Flying into cloud in small aircraft such as the helicopters is a pretty frightening experience. Large planes have technology that guides them through when visibility is negligible, and Graham thought this could be made available for the helicopters. The disbelief that met this suggestion merely served to make him more determined - and so it came to pass! At present there are many such ‘skyway’ routes that enable this in the South Island. “What that means, you just look at the weather where you are, and where you want to be, and if there is a dodgy patch on the middle, you can just fly through that.” There still remains the problem, if they need to fly above freezing level, of ice forming on the rotors, and the helicopter “falls out of the sky.” Central Otago can therefore be difficult in winter. - Ross lived in Alexandra for a couple of years as a child, “It was the only place where we couldn’t go to Primary School in summer, because it was too hot, and we couldn’t go in the winter, because it was too cold!”

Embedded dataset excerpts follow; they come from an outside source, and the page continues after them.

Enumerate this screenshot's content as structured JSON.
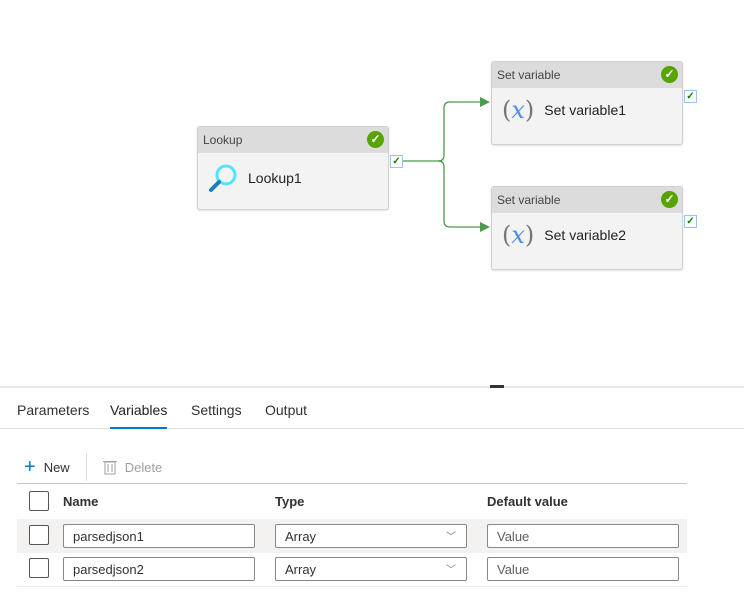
{
  "pipeline": {
    "nodes": [
      {
        "type": "Lookup",
        "name": "Lookup1",
        "status": "succeeded",
        "icon": "magnifier-icon"
      },
      {
        "type": "Set variable",
        "name": "Set variable1",
        "status": "succeeded",
        "icon": "variable-x-icon"
      },
      {
        "type": "Set variable",
        "name": "Set variable2",
        "status": "succeeded",
        "icon": "variable-x-icon"
      }
    ],
    "connector_color": "#4c9a4c"
  },
  "tabs": [
    {
      "label": "Parameters"
    },
    {
      "label": "Variables",
      "active": true
    },
    {
      "label": "Settings"
    },
    {
      "label": "Output"
    }
  ],
  "toolbar": {
    "new_label": "New",
    "delete_label": "Delete"
  },
  "table": {
    "headers": [
      "Name",
      "Type",
      "Default value"
    ],
    "rows": [
      {
        "name": "parsedjson1",
        "type": "Array",
        "default_placeholder": "Value"
      },
      {
        "name": "parsedjson2",
        "type": "Array",
        "default_placeholder": "Value"
      }
    ]
  }
}
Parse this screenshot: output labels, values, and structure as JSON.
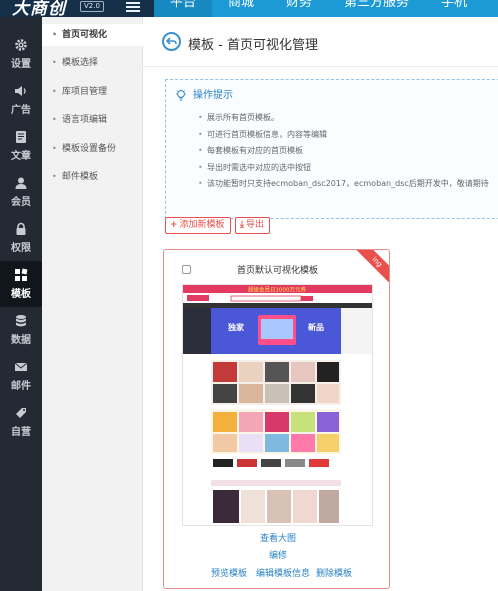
{
  "brand": {
    "logo": "大商创",
    "version": "V2.0"
  },
  "top_nav": [
    "平台",
    "商城",
    "财务",
    "第三方服务",
    "手机"
  ],
  "icon_sidebar": [
    {
      "label": "设置",
      "icon": "gear-icon"
    },
    {
      "label": "广告",
      "icon": "speaker-icon"
    },
    {
      "label": "文章",
      "icon": "document-icon"
    },
    {
      "label": "会员",
      "icon": "user-icon"
    },
    {
      "label": "权限",
      "icon": "lock-icon"
    },
    {
      "label": "模板",
      "icon": "grid-icon"
    },
    {
      "label": "数据",
      "icon": "database-icon"
    },
    {
      "label": "邮件",
      "icon": "mail-icon"
    },
    {
      "label": "自营",
      "icon": "bag-icon"
    }
  ],
  "sub_nav": [
    "首页可视化",
    "模板选择",
    "库项目管理",
    "语言项编辑",
    "模板设置备份",
    "邮件模板"
  ],
  "page_title": "模板 - 首页可视化管理",
  "tips": {
    "title": "操作提示",
    "items": [
      "展示所有首页模板。",
      "可进行首页模板信息，内容等编辑",
      "每套模板有对应的首页模板",
      "导出时需选中对应的选中按钮",
      "该功能暂时只支持ecmoban_dsc2017，ecmoban_dsc后期开发中，敬请期待"
    ]
  },
  "buttons": {
    "add": "添加新模板",
    "export": "导出"
  },
  "template_card": {
    "ribbon": "ing",
    "title": "首页默认可视化模板",
    "thumb_banner_text": "超级会员日1000万元券",
    "thumb_hero_left": "独家",
    "thumb_hero_right": "新品",
    "view_large": "查看大图",
    "edit": "编修",
    "preview": "预览模板",
    "edit_info": "编辑模板信息",
    "delete": "删除模板"
  },
  "colors": {
    "topbar": "#1b9ad6",
    "sidebar": "#232a34",
    "accent": "#e8504b",
    "link": "#2a83c6"
  }
}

Ross pointed out that they were Paramedics, not Alpine rescue workers, etc., so when such services were required, specialists in the appropriate area were recruited. Much of the time is, in fact, spent “sitting and waiting”. (You can see a list of their recent calls at https://www.otagorescue.co.nz/about/mission-logs).
As always, members had several questions, through which we learnt:
- For a standard job, the helicopter would be in the air within 3 minutes of receiving a call. Because of the risk of salt water damage to the helicopter needing a special floor to be put in place for water rescue taskings, it takes around an extra 5 minutes to be airborne in such cases.
- Although originally a part of St. John’s, the helicopters were provided by other sources, and following an accident in which a rescue helicopter crash landed into the sea (everyone was able to reach a nearby island, where they spent the night). St. John’s were liable for the health and safety of their people while in other providers aircraft so the services were separated - which in the end allowed HeliOtago to expand their clinical governance, procedures and medications.
- A shift is for 96 hours, involving being at base for the 4 days, and ‘on call’ for 4 nights.
- There are staffing issues across the health sector, and there has just been a recruitment drive in the UK, Australia and North America for paramedics on the road. HeliOtago has attracted paramedics from the world over, most recently employing people from Australia.
After showing two videos illustrating their work, which included some outstanding aerial views, Ross told us a little about his background. A ‘late developer’ academically, he left High School with a great interest in outdoor activities, then an accident he had himself led to volunteer work with St. John’s, and from there to a BSc in Paramedicine, Post-Grad. Diploma, and a Graduate Cert in Emergency Management.